Зачеты быстро сокращали оставшийся срок моего заключения, но я все же сумел сам себе напакостить...

В одну из суббот я, перекрестившись, поехал в город, к Мире. Две ночи и день пролетели, как в сказке, мы были счастливы в нашей убогой комнатушке, почти чуланчике, и в понедельник рано утром стою я на платформе «Предшахтная» и ожидаю поезд. Но судьба не всегда благосклонна. Неожиданно, прямо у вагона, я, как и прошлый раз, столкнулся нос к носу с майором Туналкиным. Это было уже бедствие! Я увидел, как сурово сдвинулись его брови, и понял, что на этот раз пощады мне не будет... Днем по лагерному радио передали приказ начальника лагеря, в котором без лишних слов было сказано, что заключенный Боровский грубо нарушил лагерный режим, за что лишается зачетов сроком на три месяца. В переводе на русский язык это означало, что мне предстоит сидеть дополнительно еще шесть месяцев... Мои друзья, конечно, сочувствовали мне, но и прозрачно намекали, что я действительно хватил через край, нельзя же так, в самом деле... Что ж, они были правы, конечно, но ни у кого из них не было своей любимой в Воркуте... Но все же я обиделся... На следующий день, вечером, когда я несколько поостыл, пошел на прием к Туналкину. Майор выслушал меня молча, потом своим спокойным низким голосом и глядя мне прямо в глаза сказал, что его решение изменено не будет.

– Вы не новичок в лагере, Боровский, и понимаете, что такое нарушение режима заслуживает очень сурового наказания, но только потому, что вы это вы, я ограничился самым мягким наказанием из всех возможных. Все. Идите.

Я понял, что спорить бесполезно, и ушел, весь пылая от гнева и ненависти.

Правда, в глубине души я понимал, что начальник лагеря прав, фактически, находясь в городе, я был в бегах, а за это во все времена лагерной системы полагалась пуля без всяких сантиментов, но все же я надолго сохранил обиду на все начальство.

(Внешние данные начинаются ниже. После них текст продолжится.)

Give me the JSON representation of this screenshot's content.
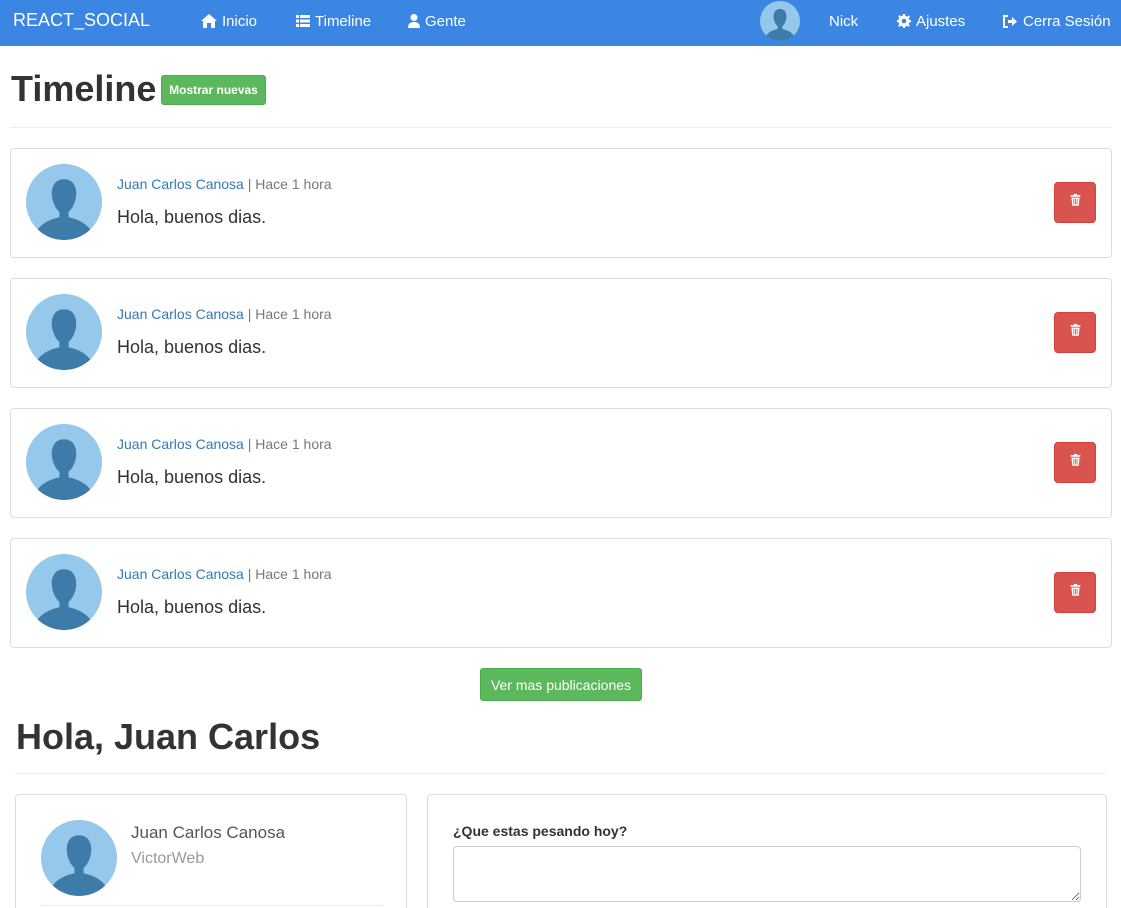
{
  "navbar": {
    "brand": "REACT_SOCIAL",
    "items": [
      {
        "label": "Inicio",
        "icon": "home-icon"
      },
      {
        "label": "Timeline",
        "icon": "list-icon"
      },
      {
        "label": "Gente",
        "icon": "user-icon"
      }
    ],
    "user_name": "Nick",
    "settings_label": "Ajustes",
    "logout_label": "Cerra Sesión"
  },
  "timeline": {
    "title": "Timeline",
    "show_new_label": "Mostrar nuevas",
    "posts": [
      {
        "author": "Juan Carlos Canosa",
        "separator": " | ",
        "time": "Hace 1 hora",
        "text": "Hola, buenos dias."
      },
      {
        "author": "Juan Carlos Canosa",
        "separator": " | ",
        "time": "Hace 1 hora",
        "text": "Hola, buenos dias."
      },
      {
        "author": "Juan Carlos Canosa",
        "separator": " | ",
        "time": "Hace 1 hora",
        "text": "Hola, buenos dias."
      },
      {
        "author": "Juan Carlos Canosa",
        "separator": " | ",
        "time": "Hace 1 hora",
        "text": "Hola, buenos dias."
      }
    ],
    "more_label": "Ver mas publicaciones"
  },
  "home": {
    "greeting": "Hola, Juan Carlos",
    "profile": {
      "name": "Juan Carlos Canosa",
      "username": "VictorWeb"
    },
    "compose": {
      "label": "¿Que estas pesando hoy?",
      "value": "",
      "placeholder": ""
    }
  },
  "colors": {
    "navbar": "#3b86e3",
    "success": "#5cb85c",
    "danger": "#d9534f",
    "link": "#337ab7"
  }
}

Время шло, и наконец пришел конец моего десятилетнего срока заключения, зачеты все-таки значительно приблизили его, и в теплый августовский день 1956 года я, сердечно попрощавшись с товарищами по лагерю, иду с вещами по мосткам к знакомой вахте, чтобы покинуть тюрьму, отнявшую у меня лучшие годы жизни. Меня арестовали, когда мне не было еще и тридцати трех, а выхожу на свободу я в сорок два года.

На вахте два вохряка, смеясь и балагуря, отобрали у меня пропуск с фотокарточкой и взамен вручили справку об освобождении, которую я должен обменять без промедления на паспорт в городской милиции.

– Ну что, Боровский, повезло тебе, что Сталин помер, а не то пахать бы тебе да пахать, у тебя ведь была «полная катушка»?

– Да, – отвечаю, – пришлось бы мне еще пятнадцать годочков припухать.

– Ну давай, Боровский, топай да смотри не напейся на радостях!

Это было их напутствием. Мой сидор шмонать не стали, да и что в нем могло быть? Мои верные спутники – готовальня, логарифмическая линейка, две книги по электротехнике, пара белья, валенки и мой видавший виды бушлат со споротым личным номером... На прощанье я говорю солдатам, уже без «гражданин начальник»:

– Ну, мужики, прощайте, служите счастливо!

В ответ оба закивали головами в зарешеченном окне... Я открываю дверь вахты и выхожу на волю. Все.